Ministry spokesman Hong Lei said the elections would be good for Myanmar's stability and development, adding that China welcomed reports that Western countries would ease their sanctions and that they should “fully lift” them “as soon as possible.”

U.S. Secretary of State Hillary Rodham Clinton also announced that Washington would allow select senior Myanmar officials to visit the United States and ease restrictions on the export of financial services. The U.S. will also open an office of the U.S. Agency for International Development in Myanmar.

Ms. Clinton said that the United States would complete formalities “in the coming days” to send an Ambassador to Myanmar, completing a promised upgrade to full relations after a two-decade gap.

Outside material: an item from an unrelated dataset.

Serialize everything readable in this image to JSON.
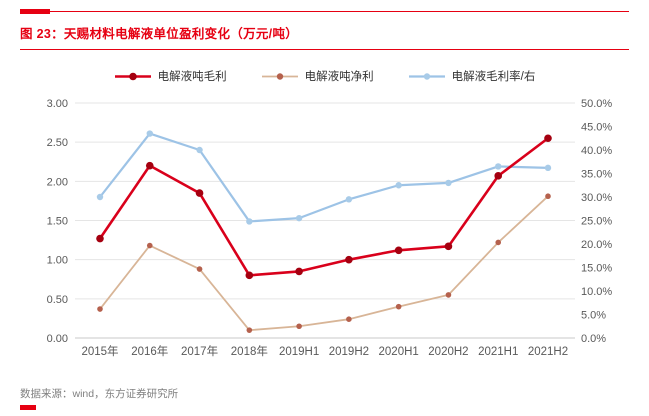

She hailed the “leadership and courage” of President Thein Sein. “The United States will stand with the reformers and the democrats both inside the government and in the larger civil society as they work together for that more hopeful future that is the right of every single person,” Ms. Clinton told reporters

Ms. Clinton — who paid a landmark visit to Myanmar in December — said that the State Department would also allow select officials and lawmakers to visit the U.S. and that U.S. private organisations would be allowed to conduct a greater range of work inside Myanmar, including on health and education.


But Ms. Clinton said sanctions against people and institutions in Myanmar that try to thwart democratic progress would remain in place. A number of tough sanctions set by the U.S. Congress including a ban on its key exports such as jade will remain in place.

China has been one of Myanmar's biggest international backers and has poured billions of dollars of investment into the country to operate mines, extract timber and build oil and gas pipelines. China has also been a staunch supporter of the country's politically isolated government.

But ties appear to have cooled recently with China caught off guard by the suspension in September of a $3.6-billion China-funded dam, which was being built by a Chinese company in Myanmar. The project had drawn protests from ethnic and environmental groups, and the suspension marked a significant about-face in Myanmar's domestic politics.